Его судьба напоминает судьбы многих потомков европейцев-иммигрантов, составляющих большинство населения Америки. Он родился в 1906 году в канадской провинции Квебек, в городе Монреале, хотя всегда утверждал, будто его родина — Бостон; с его точки зрения, это придавало ему блеск. Рос в Манчестере и Нью-Хэмпшире, куда вскоре после его рождения переехала вся семья, евреи с русскими, литовскими, австро-венгерскими и немецкими корнями.
Отец и мать работали на табачной фабрике, так что с трудом могли прокормить троих детей. Мать рано умерла, и тогда воспитанием мальчиков занялись дядья и тетки. По окончании средней школы Чарльз сразу устроился на работу. Сначала в магазин готовой одежды, затем — в небольшую косметическую фирму, где и обнаружились его таланты. Когда начальство отказалось повысить его в должности, он ушел оттуда, хлопнув дверью, в полной уверенности, что сможет наладить собственное дело. И действительно, хотя начальный капитал Чарльза составлял всего триста долларов, а компаньонами стали брат Мартин и приятель-химик Чарльз Лэчмен, молодой человек начал производить косметику в Нью-Йорке. В двадцать пять лет он добился бешеного успеха благодаря ярко-красной помаде и линии лаков для ногтей, покоривших покупательниц удивительной прочностью.

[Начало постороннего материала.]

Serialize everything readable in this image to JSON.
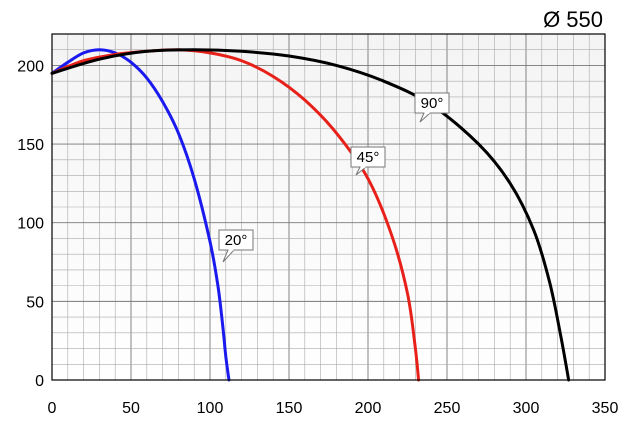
{
  "chart_data": {
    "type": "line",
    "title": "Ø 550",
    "xlabel": "",
    "ylabel": "",
    "xlim": [
      0,
      350
    ],
    "ylim": [
      0,
      220
    ],
    "x_ticks": [
      0,
      50,
      100,
      150,
      200,
      250,
      300,
      350
    ],
    "y_ticks": [
      0,
      50,
      100,
      150,
      200
    ],
    "x_minor_step": 10,
    "y_minor_step": 10,
    "grid": true,
    "series": [
      {
        "name": "20°",
        "color": "#1a1aee",
        "points": [
          [
            0,
            195
          ],
          [
            10,
            202
          ],
          [
            20,
            208
          ],
          [
            30,
            210
          ],
          [
            40,
            208
          ],
          [
            50,
            202
          ],
          [
            60,
            192
          ],
          [
            70,
            177
          ],
          [
            80,
            157
          ],
          [
            90,
            128
          ],
          [
            100,
            88
          ],
          [
            105,
            60
          ],
          [
            108,
            35
          ],
          [
            110,
            15
          ],
          [
            112,
            0
          ]
        ]
      },
      {
        "name": "45°",
        "color": "#e8201a",
        "points": [
          [
            0,
            195
          ],
          [
            20,
            203
          ],
          [
            40,
            207
          ],
          [
            60,
            209
          ],
          [
            80,
            210
          ],
          [
            100,
            208
          ],
          [
            120,
            203
          ],
          [
            140,
            193
          ],
          [
            160,
            178
          ],
          [
            180,
            157
          ],
          [
            200,
            128
          ],
          [
            215,
            92
          ],
          [
            225,
            55
          ],
          [
            230,
            20
          ],
          [
            232,
            0
          ]
        ]
      },
      {
        "name": "90°",
        "color": "#000000",
        "points": [
          [
            0,
            195
          ],
          [
            30,
            204
          ],
          [
            60,
            209
          ],
          [
            90,
            210
          ],
          [
            120,
            209
          ],
          [
            150,
            206
          ],
          [
            180,
            200
          ],
          [
            210,
            190
          ],
          [
            240,
            175
          ],
          [
            270,
            150
          ],
          [
            290,
            125
          ],
          [
            305,
            95
          ],
          [
            315,
            62
          ],
          [
            322,
            28
          ],
          [
            327,
            0
          ]
        ]
      }
    ],
    "annotations": [
      {
        "text": "20°",
        "series": "20°"
      },
      {
        "text": "45°",
        "series": "45°"
      },
      {
        "text": "90°",
        "series": "90°"
      }
    ]
  }
}
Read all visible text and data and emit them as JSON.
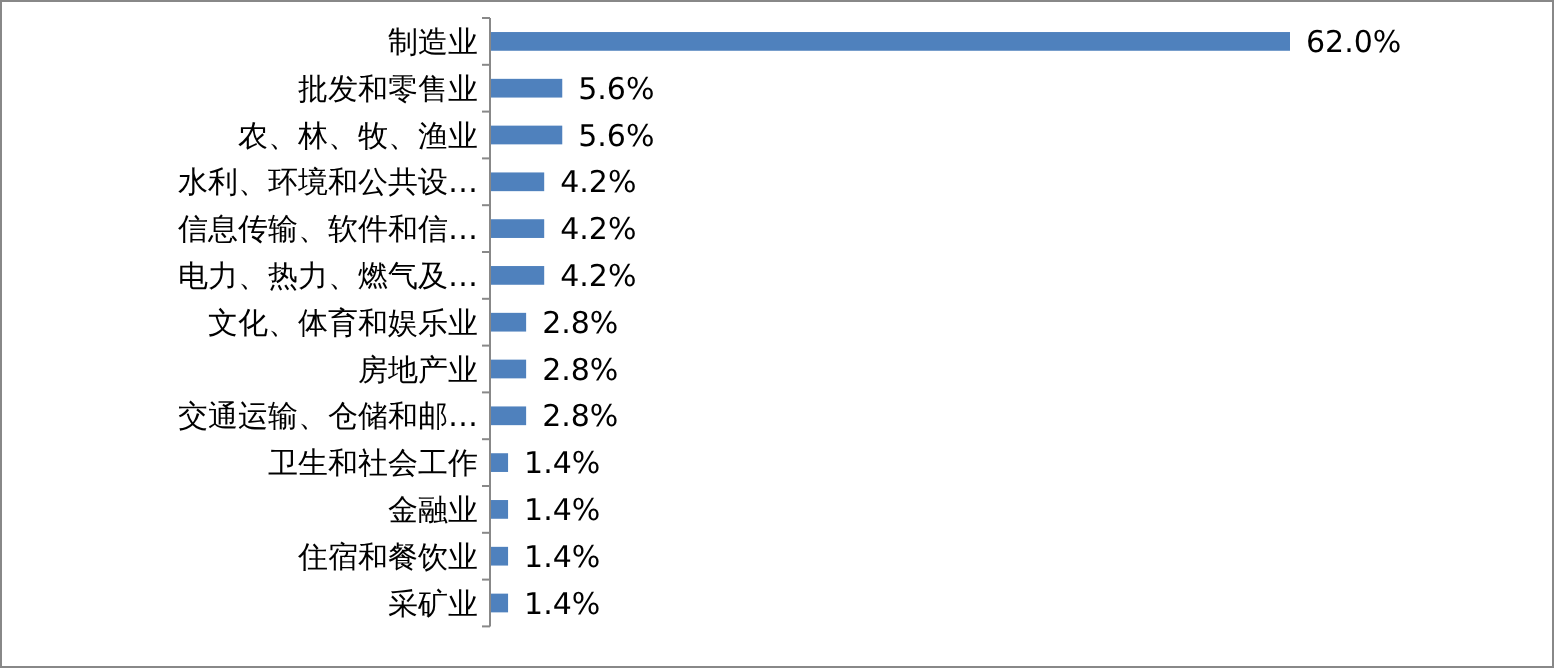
{
  "chart_data": {
    "type": "bar",
    "orientation": "horizontal",
    "categories": [
      "制造业",
      "批发和零售业",
      "农、林、牧、渔业",
      "水利、环境和公共设…",
      "信息传输、软件和信…",
      "电力、热力、燃气及…",
      "文化、体育和娱乐业",
      "房地产业",
      "交通运输、仓储和邮…",
      "卫生和社会工作",
      "金融业",
      "住宿和餐饮业",
      "采矿业"
    ],
    "values": [
      62.0,
      5.6,
      5.6,
      4.2,
      4.2,
      4.2,
      2.8,
      2.8,
      2.8,
      1.4,
      1.4,
      1.4,
      1.4
    ],
    "value_labels": [
      "62.0%",
      "5.6%",
      "5.6%",
      "4.2%",
      "4.2%",
      "4.2%",
      "2.8%",
      "2.8%",
      "2.8%",
      "1.4%",
      "1.4%",
      "1.4%",
      "1.4%"
    ],
    "color": "#4f81bd"
  }
}
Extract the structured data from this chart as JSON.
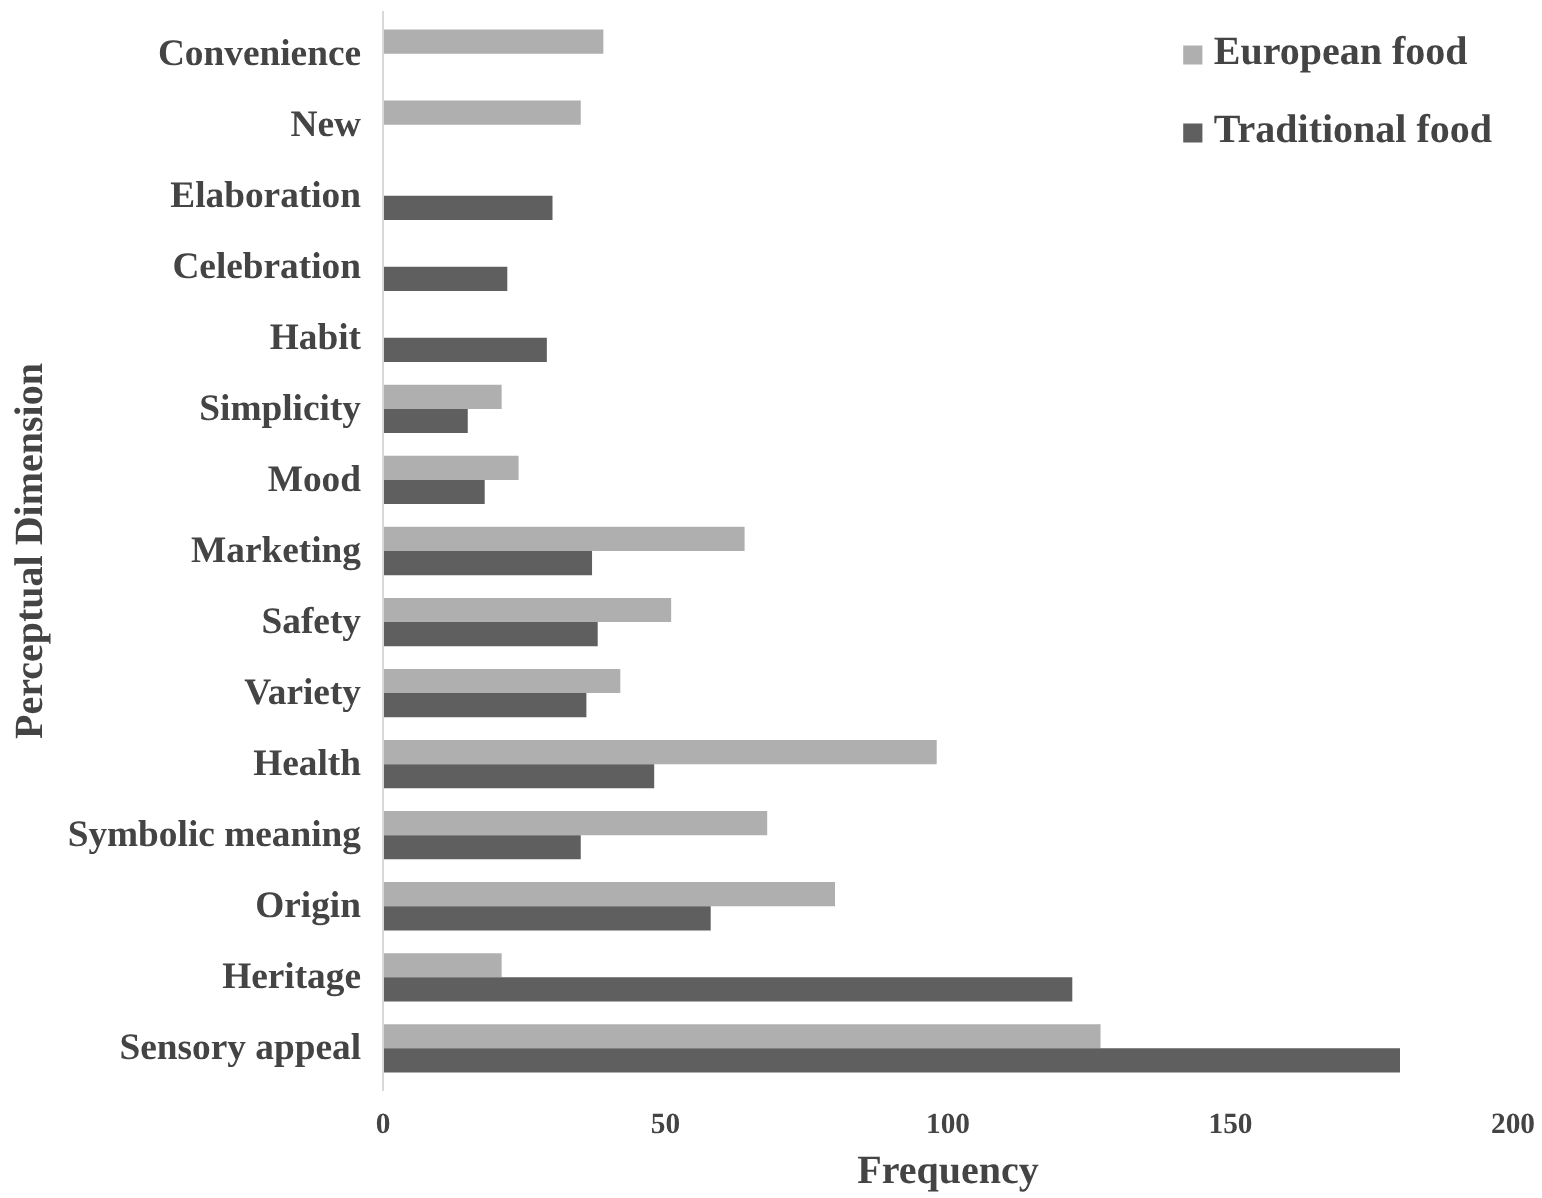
{
  "chart_data": {
    "type": "bar",
    "orientation": "horizontal",
    "xlabel": "Frequency",
    "ylabel": "Perceptual Dimension",
    "categories": [
      "Convenience",
      "New",
      "Elaboration",
      "Celebration",
      "Habit",
      "Simplicity",
      "Mood",
      "Marketing",
      "Safety",
      "Variety",
      "Health",
      "Symbolic meaning",
      "Origin",
      "Heritage",
      "Sensory appeal"
    ],
    "series": [
      {
        "name": "European food",
        "color": "#afafaf",
        "values": [
          39,
          35,
          null,
          null,
          null,
          21,
          24,
          64,
          51,
          42,
          98,
          68,
          80,
          21,
          127
        ]
      },
      {
        "name": "Traditional food",
        "color": "#5f5f5f",
        "values": [
          null,
          null,
          30,
          22,
          29,
          15,
          18,
          37,
          38,
          36,
          48,
          35,
          58,
          122,
          180
        ]
      }
    ],
    "xlim": [
      0,
      200
    ],
    "xticks": [
      0,
      50,
      100,
      150,
      200
    ],
    "grid": false,
    "legend": "top right"
  }
}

Секрет изготовления лака ему открыла, сама того не желая, Диана Вриланд. Приехав в Венецию по приглашению Катрин д’Эрланже, законодательница мод, в то время еще не ставшая главным редактором «Vogue», познакомилась с талантливыми молодыми художниками-декораторами, и один из них, Кристиан Берар, представил ей своего друга по фамилии Перейра, делавшего знаменитостям маникюр. Он выбрал эту профессию, повинуясь болезненному пристрастию: многие фетишисты поклоняются женским ножкам, а Перейра боготворил руки красавиц.
Он мог часами рассказывать о ручках миллионерши Барбары Хаттон, «самых прекрасных на свете». Работал он только золотыми инструментами, подаренными ему испанской королевой. И наносил лишь мгновенно сохнущий лак, делавший ногти твердыми, как алмаз. Кристиан Берар обожал наблюдать за тем, как он красит дамам ногти, вдохновенно накладывая мазки, будто великий живописец на полотно.
Перейра подарил Диане Вриланд два флакона волшебного лака, и она вернулась в Нью-Йорк. Но вот лак подошел к концу, и Диана была в отчаянии. Тогда юная маникюрша предложила передать остаток ее другу, может быть, ему удастся проникнуть в тайну и сделать такой же лак. Диана Вриланд с радостью согласилась. И полюбопытствовала, как зовут друга.